GNOME Bugzilla – Bug 696770
avdec_h264: Memory leak when processing h.264 field pictures
Last modified: 2013-12-01 13:41:21 UTC
Our application demuxes, parses and decodes a live h.264 transport stream. The input consists, mostly, of "field picutres". These seem to decode properly. The decoder produces one output frame for each pair of input buffers, as expected. However, some memory is not free'd. Three related items are not free'd. 1. The input buffer created by the parser. 2. A GstVideoCodecFrame allocated by GstVideoDecoder. It has a reference to the buffer. 3. A linked list element used to keep a list of active frames in GstVideoDecoder. The list is in _GstVideoDecoderPrivate.frames. GstVideoDecoder will release the memory in question if gst_video_decoder_drop_frame or gst_video_decoder_finish_frame is called. GstFFMpegVidDec (gst-libav\ext\libav\gstavviddec.c) calls gst_video_decoder_finish_frame for each output frame, but doesn't call anything for the other field picture. I tried calling gst_video_decoder_finish_frame as well as some other ways of releasing the memory but couldn't find a reliable way to release the memory without releasing memory that the decoder was still using. As an experiment, I tried releasing old frames when the GstVideoDecoder frame list grew longer than 100 frames. This fixed the memory leak. I don't think that this a solution, but it does help validate the above analysis.

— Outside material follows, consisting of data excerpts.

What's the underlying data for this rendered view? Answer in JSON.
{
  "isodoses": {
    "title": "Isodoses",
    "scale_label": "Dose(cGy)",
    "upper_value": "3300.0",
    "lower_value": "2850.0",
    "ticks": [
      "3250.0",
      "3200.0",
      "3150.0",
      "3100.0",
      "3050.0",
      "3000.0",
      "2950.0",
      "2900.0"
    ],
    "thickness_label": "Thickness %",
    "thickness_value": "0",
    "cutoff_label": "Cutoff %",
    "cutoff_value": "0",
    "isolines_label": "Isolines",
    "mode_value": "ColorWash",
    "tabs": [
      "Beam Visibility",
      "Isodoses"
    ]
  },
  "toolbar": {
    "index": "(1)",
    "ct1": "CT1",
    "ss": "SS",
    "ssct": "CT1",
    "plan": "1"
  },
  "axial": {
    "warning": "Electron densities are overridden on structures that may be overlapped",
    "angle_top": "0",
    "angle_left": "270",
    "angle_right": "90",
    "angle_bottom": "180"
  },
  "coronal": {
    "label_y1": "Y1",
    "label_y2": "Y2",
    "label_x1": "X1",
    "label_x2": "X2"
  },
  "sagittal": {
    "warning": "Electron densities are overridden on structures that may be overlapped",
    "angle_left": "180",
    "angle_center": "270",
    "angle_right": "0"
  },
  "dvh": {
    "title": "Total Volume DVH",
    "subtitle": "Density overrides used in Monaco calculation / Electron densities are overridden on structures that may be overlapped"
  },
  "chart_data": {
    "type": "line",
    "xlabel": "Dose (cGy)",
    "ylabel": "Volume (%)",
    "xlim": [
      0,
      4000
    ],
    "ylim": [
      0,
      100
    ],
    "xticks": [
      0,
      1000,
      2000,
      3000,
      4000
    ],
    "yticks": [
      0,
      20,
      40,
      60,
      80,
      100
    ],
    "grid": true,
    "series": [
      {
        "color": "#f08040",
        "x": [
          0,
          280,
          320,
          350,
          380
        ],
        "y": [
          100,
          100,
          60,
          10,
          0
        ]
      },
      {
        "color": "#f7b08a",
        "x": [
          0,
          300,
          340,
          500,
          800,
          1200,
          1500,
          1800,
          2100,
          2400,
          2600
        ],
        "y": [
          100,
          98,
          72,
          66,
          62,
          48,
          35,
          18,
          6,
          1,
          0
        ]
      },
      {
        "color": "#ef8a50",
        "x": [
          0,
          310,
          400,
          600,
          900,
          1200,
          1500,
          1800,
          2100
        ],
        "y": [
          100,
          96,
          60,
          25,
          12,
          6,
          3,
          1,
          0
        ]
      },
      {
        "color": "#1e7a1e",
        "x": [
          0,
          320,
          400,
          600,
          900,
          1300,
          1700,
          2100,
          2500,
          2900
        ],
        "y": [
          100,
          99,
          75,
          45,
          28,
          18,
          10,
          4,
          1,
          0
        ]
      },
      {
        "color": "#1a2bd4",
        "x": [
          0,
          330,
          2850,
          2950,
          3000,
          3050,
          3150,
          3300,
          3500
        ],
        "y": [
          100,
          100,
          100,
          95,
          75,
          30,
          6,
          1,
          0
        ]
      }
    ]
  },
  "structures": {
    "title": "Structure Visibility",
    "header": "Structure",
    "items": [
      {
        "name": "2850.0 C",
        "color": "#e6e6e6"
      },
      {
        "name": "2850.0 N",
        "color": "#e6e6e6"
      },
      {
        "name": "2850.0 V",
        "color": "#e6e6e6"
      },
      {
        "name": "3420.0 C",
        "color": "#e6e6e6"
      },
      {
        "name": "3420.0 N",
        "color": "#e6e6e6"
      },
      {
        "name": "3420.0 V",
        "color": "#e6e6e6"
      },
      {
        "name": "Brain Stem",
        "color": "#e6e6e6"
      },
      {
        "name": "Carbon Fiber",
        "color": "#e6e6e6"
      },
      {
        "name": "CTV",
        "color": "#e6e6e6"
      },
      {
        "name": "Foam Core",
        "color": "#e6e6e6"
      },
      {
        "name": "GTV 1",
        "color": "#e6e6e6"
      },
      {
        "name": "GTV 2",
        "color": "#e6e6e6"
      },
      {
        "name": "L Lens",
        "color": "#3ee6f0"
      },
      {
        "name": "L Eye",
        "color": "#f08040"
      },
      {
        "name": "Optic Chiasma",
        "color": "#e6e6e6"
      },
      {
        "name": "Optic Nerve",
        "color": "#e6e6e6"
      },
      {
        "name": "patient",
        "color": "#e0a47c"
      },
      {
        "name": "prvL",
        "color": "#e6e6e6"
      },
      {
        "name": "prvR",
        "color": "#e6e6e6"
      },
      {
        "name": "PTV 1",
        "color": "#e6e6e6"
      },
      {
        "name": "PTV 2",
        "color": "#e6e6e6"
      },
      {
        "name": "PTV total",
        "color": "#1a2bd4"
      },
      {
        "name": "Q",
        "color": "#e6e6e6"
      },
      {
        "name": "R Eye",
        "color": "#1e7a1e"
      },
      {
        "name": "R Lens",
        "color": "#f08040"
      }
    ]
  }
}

Could you make a sample stream available by any chance, or point us to one? (Or does it happen with all interlaced H.264 streams?) Does it happen with fakesink as well?
Here's a link to a file: https://www.box.com/s/mfiu8vx10bwfno0em9wm Please note that this file contains a transport stream with two programs, one in h.264, the other is MPEG2. Please use program 1. I don't think the problem happens with all interlaced streams. But I don't know for sure. We don't have any problem with MPEG2 interlaced streams, but they have interlaced "frame pictures", so two fields per picture, one picture in, one out. I would expect the same sort of problem if we had MPEG2 interlaced "field pictures". These would have the "two in, one out", problem. So, I think the problem is related to "field pictures" rather than interlace or h.264 vs MPEG2. You want me to put a fakesink in place of the decoder? Thanks, Michael
I have noticed the same issue with field-encoded mpeg2 streams sometimes before but didn't get time to investigate. It seems that the following field-encoded sample is causing memory leak. Clearly noticeable with top command. http://samples.mplayerhq.hu/MPEG-VOB/interlaced/uruseiyatsura.vob Now it seems that there are some timestamp issue also !
Thanks for the samples.
For the field encoded pictures (interlaced stream with individual field encoded frames), the get_buffer() method of libav will get invoked only for one field (either top or bottom). Which means the decoder is using the same buffer for rendering both top and bottom field. If I understood correctly we are supposed to call _finish_frame() or drop_frame() for all the frames that reaches in handle_frame().Here we are not calling any of them for alternate fields. To fix this mem leak: 1) either we need to drop the alternate fields 2) or set the DECODE_ONLY flag to alternate fields and invoke _finish_frame. I will attach a quick fix.
Created attachment 245998 [details] [review] Fix the memory leak associated with field picture decoding
Created attachment 246005 [details] [review] Fix some comments
Review of attachment 245998 [details] [review]: ::: ext/libav/gstavviddec.c @@ +1400,3 @@ + ffmpeg is allocating the output buffer only for complete frames and not + for the individual fields. */ + if (frame && !frame->output_buffer) { I don't think this is correct. libav is not necessarily allocating an output buffer for the current input frame immediately Also does this mean that every GstVideoCodecFrame was a field here, not a frame? In that case it would be something that the parser should've fixed, GstVideoCodecFrame is supposed to be one complete frame with everything related to it.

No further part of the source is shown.